O cenário que se abre neste ano pré-eleitoral tem como ponto crucial o julgamento dos futuros réus que articularam e financiaram os atos antidemocráticos. O futuro imediato da política brasileira será decisivo para a próxima eleição geral em que estará em jogo a presidência da República, cujo horizonte poderá ou não desvelar amplas perspectivas para o grande salto adiante em termos de sinalização com vistas às grandes transformações estruturais, que dependem muito do que será decidido nos próximos meses. O que está em jogo é a defesa da democracia, que tem sido usada indevidamente conspurcada pelos ideólogos do grande capital e asseclas que se locupletam em detrimento dos interesses legítimos do povo brasileiro.

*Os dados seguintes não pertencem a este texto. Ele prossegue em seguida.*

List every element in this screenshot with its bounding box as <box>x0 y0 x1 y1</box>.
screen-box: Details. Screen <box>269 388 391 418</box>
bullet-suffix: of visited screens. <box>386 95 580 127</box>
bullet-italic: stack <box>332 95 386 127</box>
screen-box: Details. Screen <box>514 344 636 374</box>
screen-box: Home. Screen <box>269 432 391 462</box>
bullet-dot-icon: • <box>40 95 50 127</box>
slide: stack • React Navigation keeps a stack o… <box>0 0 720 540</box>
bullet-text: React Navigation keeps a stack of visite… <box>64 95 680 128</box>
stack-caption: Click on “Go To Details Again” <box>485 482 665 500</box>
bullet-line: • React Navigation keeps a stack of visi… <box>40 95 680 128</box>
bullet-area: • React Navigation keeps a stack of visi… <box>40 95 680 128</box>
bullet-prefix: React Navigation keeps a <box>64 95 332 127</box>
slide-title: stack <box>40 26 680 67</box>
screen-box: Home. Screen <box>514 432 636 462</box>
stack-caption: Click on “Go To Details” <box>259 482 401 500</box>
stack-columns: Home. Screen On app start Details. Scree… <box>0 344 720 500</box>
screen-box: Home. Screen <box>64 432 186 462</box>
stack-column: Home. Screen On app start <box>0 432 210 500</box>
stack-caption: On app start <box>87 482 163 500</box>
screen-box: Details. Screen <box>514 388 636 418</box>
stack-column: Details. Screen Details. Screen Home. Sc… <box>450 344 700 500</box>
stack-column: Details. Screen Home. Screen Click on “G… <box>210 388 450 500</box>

Enquanto não passarmos a limpo essa história de uma transição inconclusa e malfeita, destinada apenas à atender as velhas e carcomidas classes dominantes, continuaremos a postergar iniciativas mais audaciosas no âmbito das políticas públicas de modo a represar o sentido fundamental do regime republicano, isto é, a prevalência da coisa pública, do povo e de suas mais sentidas necessidades. Eliminemos os resquícios tão presentes entre nós da ditadura militar e empresarial antes que seja tarde demais.



*Lincoln Penna É Doutor em História Social; Conferencista Honorário do Real Gabinete Português de Leitura; Professor Aposentado da Universidade Federal do Rio de Janeiro (UFRJ); Presidente do Movimento em Defesa da Economia Nacional (MODECON); Vice-presidente do IBEP (Instituto Brasileiro de Estudos Políticos).